The Proposed Target Product Profile (TPP) for a Malaria Sexual Stage and Mosquito Transmission-Blocking Vaccine (SSM-TBV) [61]

Table 2.

Update of the Current Status and Characteristics of the Leading SSM-TBV Candidates

Target Antigen	Current Status	Attributes
P230	Recombinant antigen expression through a variety of systems including plant, cell free wheat germ systems.	Present in the gametocyte and can confer natural boosting [10, 19]
		Immunogenicity is poor and requires a strong adjuvant [19, 62, 63]
		Molecule is large, resulting in difficulty in expression and maintenance of conformational epitopes [63]
P48/45	Recombinant antigen expression using E. coli (codon harmonized)	Conformational epitopes necessitates an appropriate expression system [33]
		Immunogenic protein in animals (alum) and is further enhanced by using a strong adjuvant [33]
P25	Phase I clinical trials	Immunogenic varies depending on route [63] but is generally considered poorly immunogenic by itself and may require a strong adjuvant [29, 64-66] or conjugation to a molecular adjuvant or protein carrier [67]
	+ Conjugated to recombinant Pseudomonas aeruginosa ExoProtein A [62]	Reactogenic formulations prevented continuation of the first Phase I clinical trial [65]
	Phase I Clinical trial of ExoProtein A product is ongoing	Successfully produced the small immunogen in yeast and plants [68]
APN1	Entering Process Development	Immunogenic in mice [7] and non-human primates (Dinglasan, unpublished) using alum as adjuvant
		Does not require an adjuvant for complete seroconversion in mice [7]

Table 3.

Direct Feeding Assays (DFA) to Assess Long-Term Transmission-Blocking Potential of Mouse APN1 Antisera Against Plasmodium berghei (ANKA 2.34) in Anopheles gambiae (Keele) Mosquitoes. DFAs were Performed at 6 Months Post-Priming Immunization (see Fig. 1D)

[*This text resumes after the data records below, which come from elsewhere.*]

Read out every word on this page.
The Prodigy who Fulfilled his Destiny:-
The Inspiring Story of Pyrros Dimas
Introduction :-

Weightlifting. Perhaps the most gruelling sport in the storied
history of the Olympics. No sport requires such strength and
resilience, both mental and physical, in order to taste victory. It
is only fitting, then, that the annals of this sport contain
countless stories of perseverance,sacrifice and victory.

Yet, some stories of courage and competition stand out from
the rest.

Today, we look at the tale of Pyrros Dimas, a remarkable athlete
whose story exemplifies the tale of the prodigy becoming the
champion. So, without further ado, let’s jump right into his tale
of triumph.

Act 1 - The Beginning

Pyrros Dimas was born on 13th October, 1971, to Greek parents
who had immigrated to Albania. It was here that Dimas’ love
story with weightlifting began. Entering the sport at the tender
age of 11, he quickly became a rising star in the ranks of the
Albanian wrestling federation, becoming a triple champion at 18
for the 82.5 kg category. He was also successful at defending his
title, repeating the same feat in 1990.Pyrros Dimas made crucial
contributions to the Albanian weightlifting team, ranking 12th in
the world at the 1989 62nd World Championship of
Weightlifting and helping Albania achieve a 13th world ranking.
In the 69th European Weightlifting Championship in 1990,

Group (Mouse #)	N	Median Oocyst # (Range)	% Inhibition	Prevalence	P-Value
Long-Term
APN1-Alum Control (M3)	23	82 (1-181)	—	100%	—
APN1-BMP-Alum (M4)	22	8.5 (0-84)	90	82%	<0.0001
APN1-BMP-Alum (M5)	n.d.	—	—	—	—
APN1-BMP-IFA (M4)	32	16 (0-124)	81	59%	<0.0001
APN1-BMP-IFA (M5)	22	0 (0-1)	100	9%	<0.0001

Groups: APN1-Alum Control = recombinant APN1 + alum, using a prime + 3 boost immunization regimen (age-matched with BMP groups); APN1-BMP =APN1-BMP + alum (single inoculation); APN1-BMPIFA=APN1-BMP +Incomplete Freund's adjuvant (single inoculation). n.d., not determined since the mouse did not survive the mosquito feeding. P-value determined by Mann Whitney U Test, α = 0.05.